The next morning I was down at operations waiting. Patrick Pavey was the pilot I was going up with and it was in the chunker ship (019). We cranked up and took off north from Phu Hiep and he explained the low-level Vagabond crossing over Tuy Hoa's active runway. Patrick had a wry sense of humor and as we flew along he said, That's a tree, those are mountains, that's a river, that's the ocean... and you've got it, and with that he gave me the controls.

He said we were going up to Qui Nhon for some lunch. I glanced back and the crew chief and door gunner were asleep. Patrick yawned and stretched and casually reached up to pull the old circuit breaker trick to see if I was watching my guages. Before he even pulled it I told him I was familiar with the trick but never mentioned that I had gone to Gunnery I. P. school. He just shrugged and got comfortable and started to dose off.

Now, imagine my first flight time in Vietnam and I'm up there with three guys asleep. Patrick had told me to just follow the coast and that is what I did. I was just about to where the sunken Japanese ship is when the radios lit up. Patrick sat up immediately and took the controls. There were troops in contact and we were getting a mid-air scramble since we were closest. We did a 180 and headed south towards the river.

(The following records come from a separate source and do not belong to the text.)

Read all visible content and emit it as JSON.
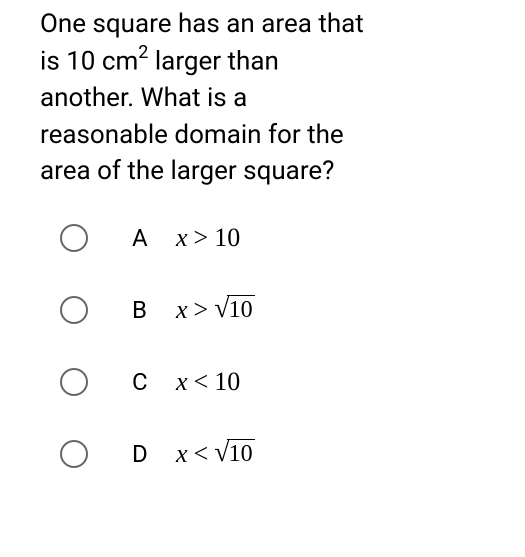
{
  "question": {
    "line1_part1": "One square has an area that",
    "line2_part1": "is 10 cm",
    "line2_super": "2",
    "line2_part2": " larger than",
    "line3": "another. What is a",
    "line4": "reasonable domain for the",
    "line5": "area of the larger square?"
  },
  "options": [
    {
      "letter": "A",
      "var": "x",
      "op": ">",
      "has_sqrt": false,
      "value": "10"
    },
    {
      "letter": "B",
      "var": "x",
      "op": ">",
      "has_sqrt": true,
      "value": "10"
    },
    {
      "letter": "C",
      "var": "x",
      "op": "<",
      "has_sqrt": false,
      "value": "10"
    },
    {
      "letter": "D",
      "var": "x",
      "op": "<",
      "has_sqrt": true,
      "value": "10"
    }
  ],
  "style": {
    "radio_border_color": "#666666",
    "text_color": "#000000",
    "background": "#ffffff",
    "question_fontsize": 26,
    "option_fontsize": 26,
    "math_font": "Times New Roman"
  }
}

In a split second the whole crew had snapped to from what I call Nam sleep. You are always half awake!

The friendlies were on the north side of the river and the enemy on the south. Patrick asked if I had ever fired a chunker before and I told him that I had. I could tell he was nervous about letting me use the weapon because he explained everything twice as to where to fire and that he was turning my radios off and putting me on AFVN. I guess he thought it would keep me calm. So on my first hot gun run in Vietnam I was listening to Time Won't Let Me by the Outsiders. Some things you never forget.

They taught me a little trick at I.P school. If you role the chunker tube up a little and fire six rounds slowing rollng the tube down, the rounds all land at once. It is sort of like a mini-B-52 strike. The rounds landed exactly where he wanted them. It certainly impressed Patrick because he screamed for me to do that again and again. Even the crew was impressed because they were shouting on the intercom. It's difficult to keep in order but when its working the chunker is very devastating and unnerving to the enemy. The ground troops even commented on it.

We expended our ordinance and another gun team was nearly there so we headed home. Patrick said he would do the post flight and would meet me at the Officer's Club. On his way to the club he went by the Operations and pulled my file which indicated that I had been to Gunnery I.P. School. He jokingly gave me a hard time about not telling him. We sat and talked for a long time. Turned out it was his birthday. I had had a pretty full day myself.